Spintronics has attracted attention because it could allow faster and more energy-efficient computing. However, most existing spintronic memory systems require strong electric currents to switch spin directions. Those currents generate heat and waste a large amount of energy.

The research team wanted to avoid this problem by controlling spin using temperature instead of electricity.

Previous attempts at temperature-based switching faced a major challenge. When the temperature returned to normal, the spin direction often switched back as well, meaning the memory could not reliably store information over time.

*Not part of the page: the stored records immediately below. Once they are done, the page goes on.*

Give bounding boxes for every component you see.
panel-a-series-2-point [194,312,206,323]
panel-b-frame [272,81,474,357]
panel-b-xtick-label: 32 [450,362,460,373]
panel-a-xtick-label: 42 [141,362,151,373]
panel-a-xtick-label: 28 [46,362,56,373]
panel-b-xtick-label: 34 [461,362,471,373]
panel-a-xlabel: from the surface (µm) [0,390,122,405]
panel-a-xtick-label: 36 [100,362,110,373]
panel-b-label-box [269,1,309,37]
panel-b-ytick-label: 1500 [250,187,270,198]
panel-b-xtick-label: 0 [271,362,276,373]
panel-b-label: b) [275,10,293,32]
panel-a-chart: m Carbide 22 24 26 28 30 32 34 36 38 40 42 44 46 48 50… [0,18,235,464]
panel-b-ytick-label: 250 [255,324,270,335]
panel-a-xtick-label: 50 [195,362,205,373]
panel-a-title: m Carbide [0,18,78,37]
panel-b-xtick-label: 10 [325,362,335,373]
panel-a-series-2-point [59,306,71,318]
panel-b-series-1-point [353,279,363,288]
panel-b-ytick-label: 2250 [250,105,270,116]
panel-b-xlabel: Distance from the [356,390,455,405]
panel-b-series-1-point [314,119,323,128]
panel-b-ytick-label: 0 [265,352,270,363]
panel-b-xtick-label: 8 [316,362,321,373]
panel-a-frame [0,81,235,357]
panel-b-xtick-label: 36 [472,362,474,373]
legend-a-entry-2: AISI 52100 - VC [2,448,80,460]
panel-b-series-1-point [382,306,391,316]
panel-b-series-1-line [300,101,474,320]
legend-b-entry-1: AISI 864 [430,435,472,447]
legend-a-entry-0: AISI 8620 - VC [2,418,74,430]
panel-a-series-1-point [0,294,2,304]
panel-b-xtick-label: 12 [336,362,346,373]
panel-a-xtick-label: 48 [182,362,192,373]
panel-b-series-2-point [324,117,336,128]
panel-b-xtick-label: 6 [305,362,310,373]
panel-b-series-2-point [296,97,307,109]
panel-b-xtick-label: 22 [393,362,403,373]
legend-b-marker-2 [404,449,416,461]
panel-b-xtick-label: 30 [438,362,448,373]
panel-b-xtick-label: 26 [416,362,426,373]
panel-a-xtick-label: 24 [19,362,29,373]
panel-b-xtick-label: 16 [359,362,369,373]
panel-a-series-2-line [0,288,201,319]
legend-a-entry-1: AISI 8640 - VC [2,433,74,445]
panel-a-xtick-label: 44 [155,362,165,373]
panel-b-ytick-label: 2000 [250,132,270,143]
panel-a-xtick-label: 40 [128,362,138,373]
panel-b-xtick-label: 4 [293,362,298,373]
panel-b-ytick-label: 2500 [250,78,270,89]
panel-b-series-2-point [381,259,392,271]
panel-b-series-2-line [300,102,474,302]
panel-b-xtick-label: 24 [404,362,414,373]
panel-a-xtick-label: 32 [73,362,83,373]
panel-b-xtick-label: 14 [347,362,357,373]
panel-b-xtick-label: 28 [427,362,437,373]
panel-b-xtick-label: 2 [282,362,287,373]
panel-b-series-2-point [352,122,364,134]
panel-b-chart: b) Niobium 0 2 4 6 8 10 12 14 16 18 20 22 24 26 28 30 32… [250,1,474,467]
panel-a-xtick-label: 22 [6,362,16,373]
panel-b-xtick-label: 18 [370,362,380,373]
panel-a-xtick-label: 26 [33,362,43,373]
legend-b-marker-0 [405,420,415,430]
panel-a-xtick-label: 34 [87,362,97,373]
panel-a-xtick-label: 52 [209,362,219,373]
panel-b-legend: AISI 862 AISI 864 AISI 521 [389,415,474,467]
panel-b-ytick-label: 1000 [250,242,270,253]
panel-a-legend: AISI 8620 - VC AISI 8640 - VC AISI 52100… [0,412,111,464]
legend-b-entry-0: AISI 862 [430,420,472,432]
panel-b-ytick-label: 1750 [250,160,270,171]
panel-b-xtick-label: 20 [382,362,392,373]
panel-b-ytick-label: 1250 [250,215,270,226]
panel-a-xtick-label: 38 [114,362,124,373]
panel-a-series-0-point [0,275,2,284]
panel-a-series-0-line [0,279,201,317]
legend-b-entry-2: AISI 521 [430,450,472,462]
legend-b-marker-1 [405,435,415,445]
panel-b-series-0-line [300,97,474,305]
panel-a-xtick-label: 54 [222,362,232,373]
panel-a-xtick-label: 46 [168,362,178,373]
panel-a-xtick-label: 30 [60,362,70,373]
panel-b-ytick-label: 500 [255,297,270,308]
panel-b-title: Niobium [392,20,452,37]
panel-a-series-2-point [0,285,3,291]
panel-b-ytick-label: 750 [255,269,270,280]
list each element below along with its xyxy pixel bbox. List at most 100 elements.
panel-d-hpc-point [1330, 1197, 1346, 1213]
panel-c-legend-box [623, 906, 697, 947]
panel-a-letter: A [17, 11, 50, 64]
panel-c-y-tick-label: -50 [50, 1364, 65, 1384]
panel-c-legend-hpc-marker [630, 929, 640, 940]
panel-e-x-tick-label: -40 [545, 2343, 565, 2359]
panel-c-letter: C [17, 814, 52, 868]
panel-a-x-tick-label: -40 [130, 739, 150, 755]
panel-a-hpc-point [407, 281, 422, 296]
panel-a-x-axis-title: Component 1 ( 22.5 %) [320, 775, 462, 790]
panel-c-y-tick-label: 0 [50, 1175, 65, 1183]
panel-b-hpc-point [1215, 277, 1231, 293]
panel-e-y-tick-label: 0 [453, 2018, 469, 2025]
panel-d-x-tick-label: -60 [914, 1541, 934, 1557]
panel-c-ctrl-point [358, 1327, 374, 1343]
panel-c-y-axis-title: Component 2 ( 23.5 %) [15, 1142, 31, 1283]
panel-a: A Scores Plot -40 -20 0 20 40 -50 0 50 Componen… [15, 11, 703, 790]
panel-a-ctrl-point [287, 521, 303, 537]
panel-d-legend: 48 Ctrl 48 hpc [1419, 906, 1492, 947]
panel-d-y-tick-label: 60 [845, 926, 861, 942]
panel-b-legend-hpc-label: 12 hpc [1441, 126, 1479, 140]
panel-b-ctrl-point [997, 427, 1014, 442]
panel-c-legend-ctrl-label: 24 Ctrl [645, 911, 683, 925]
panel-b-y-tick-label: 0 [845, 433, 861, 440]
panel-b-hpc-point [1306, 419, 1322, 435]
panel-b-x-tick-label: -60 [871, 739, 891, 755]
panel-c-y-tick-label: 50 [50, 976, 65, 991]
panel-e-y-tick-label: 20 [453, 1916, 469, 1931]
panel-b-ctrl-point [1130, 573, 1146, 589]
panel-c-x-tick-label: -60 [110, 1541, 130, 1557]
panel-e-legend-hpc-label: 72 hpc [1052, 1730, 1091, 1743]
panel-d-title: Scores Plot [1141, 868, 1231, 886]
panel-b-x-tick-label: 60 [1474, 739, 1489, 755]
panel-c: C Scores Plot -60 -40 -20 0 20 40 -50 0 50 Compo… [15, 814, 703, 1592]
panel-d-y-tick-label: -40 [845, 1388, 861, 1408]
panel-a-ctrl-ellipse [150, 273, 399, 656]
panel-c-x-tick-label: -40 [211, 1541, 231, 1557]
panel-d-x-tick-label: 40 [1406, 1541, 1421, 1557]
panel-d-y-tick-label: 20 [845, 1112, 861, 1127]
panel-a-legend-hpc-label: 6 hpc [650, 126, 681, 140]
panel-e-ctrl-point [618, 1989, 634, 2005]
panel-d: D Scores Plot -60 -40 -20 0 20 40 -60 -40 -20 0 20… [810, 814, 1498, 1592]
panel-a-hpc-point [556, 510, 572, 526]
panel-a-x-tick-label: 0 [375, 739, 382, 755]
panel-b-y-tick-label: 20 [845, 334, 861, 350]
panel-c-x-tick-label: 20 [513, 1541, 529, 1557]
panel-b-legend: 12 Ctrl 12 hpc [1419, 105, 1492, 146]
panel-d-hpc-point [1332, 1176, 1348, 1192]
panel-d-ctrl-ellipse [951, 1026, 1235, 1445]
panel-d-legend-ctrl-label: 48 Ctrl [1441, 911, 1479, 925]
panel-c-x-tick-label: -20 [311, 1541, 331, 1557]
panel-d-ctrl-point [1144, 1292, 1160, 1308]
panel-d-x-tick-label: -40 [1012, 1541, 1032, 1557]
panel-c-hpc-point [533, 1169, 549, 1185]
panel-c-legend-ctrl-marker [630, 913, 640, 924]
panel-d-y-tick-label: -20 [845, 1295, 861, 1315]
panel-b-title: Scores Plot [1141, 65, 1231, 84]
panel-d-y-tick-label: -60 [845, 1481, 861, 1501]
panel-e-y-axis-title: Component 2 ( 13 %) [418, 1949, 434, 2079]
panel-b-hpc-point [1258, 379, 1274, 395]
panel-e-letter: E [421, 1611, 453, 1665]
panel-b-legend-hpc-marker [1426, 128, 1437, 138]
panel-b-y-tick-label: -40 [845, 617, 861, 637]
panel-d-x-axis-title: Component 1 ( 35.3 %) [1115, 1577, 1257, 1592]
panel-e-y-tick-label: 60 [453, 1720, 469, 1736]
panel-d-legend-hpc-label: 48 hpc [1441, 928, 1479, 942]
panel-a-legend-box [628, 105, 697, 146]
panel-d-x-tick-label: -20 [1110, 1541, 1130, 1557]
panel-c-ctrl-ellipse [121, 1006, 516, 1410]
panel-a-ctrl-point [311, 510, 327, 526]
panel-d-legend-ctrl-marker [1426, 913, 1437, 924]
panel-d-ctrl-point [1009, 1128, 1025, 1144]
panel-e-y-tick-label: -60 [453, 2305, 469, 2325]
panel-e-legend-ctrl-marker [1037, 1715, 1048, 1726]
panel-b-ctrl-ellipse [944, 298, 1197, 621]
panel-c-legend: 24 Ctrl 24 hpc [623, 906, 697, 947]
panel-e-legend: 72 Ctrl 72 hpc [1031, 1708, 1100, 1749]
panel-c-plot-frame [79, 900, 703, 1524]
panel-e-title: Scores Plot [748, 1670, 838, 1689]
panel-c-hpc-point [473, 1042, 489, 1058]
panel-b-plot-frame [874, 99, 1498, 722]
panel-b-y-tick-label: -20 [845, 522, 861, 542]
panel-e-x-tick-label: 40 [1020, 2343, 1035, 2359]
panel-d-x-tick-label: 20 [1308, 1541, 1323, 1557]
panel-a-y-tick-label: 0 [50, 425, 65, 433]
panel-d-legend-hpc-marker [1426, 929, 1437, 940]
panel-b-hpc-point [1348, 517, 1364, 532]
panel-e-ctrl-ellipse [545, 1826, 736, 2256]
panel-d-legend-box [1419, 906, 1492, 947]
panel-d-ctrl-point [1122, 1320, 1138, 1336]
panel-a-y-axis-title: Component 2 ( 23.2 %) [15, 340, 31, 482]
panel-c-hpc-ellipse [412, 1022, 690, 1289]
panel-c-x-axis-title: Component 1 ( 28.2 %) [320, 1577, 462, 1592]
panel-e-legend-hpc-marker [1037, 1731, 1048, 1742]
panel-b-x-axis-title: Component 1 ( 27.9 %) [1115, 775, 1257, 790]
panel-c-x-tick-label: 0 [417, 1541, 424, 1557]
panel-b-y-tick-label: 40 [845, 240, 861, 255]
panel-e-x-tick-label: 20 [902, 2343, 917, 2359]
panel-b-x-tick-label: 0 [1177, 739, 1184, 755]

The researchers solved this issue using a phenomenon called thermal hysteresis. In simple terms, this means a system can remain in a changed state even after the original trigger is removed.

To create this effect, the team built a structure using two magnetic materials called gadolinium iron garnet and holmium iron garnet. These materials respond differently to temperature changes, creating a kind of magnetic competition between them.

The scientists compare the process to a tug-of-war game. Each material pulls the system’s magnetic direction in a different way. As the temperature changes, one side becomes stronger and eventually pulls the system into a new stable state.

Importantly, the system does not immediately switch back when the temperature changes again. Instead, the magnetic state remains stable, allowing the memory to store information without continuous power. This is known as non-volatile memory.

The researchers successfully switched the memory states using only small temperature changes of about 25 degrees Kelvin and a relatively weak magnetic field.

Compared with current spin–orbit torque memory technologies, the new method reduced energy use by up to 66 times. Under ideal conditions, the reduction could reach as much as 452 times.

Professor Hyungyu Jin said the work shows that memory devices may someday operate using tiny thermal changes rather than large electrical currents.

Although the technology is still in the research stage, it could eventually help create ultra-low-power memory systems for AI computers, mobile devices, and future data centers, reducing both electricity costs and environmental impact.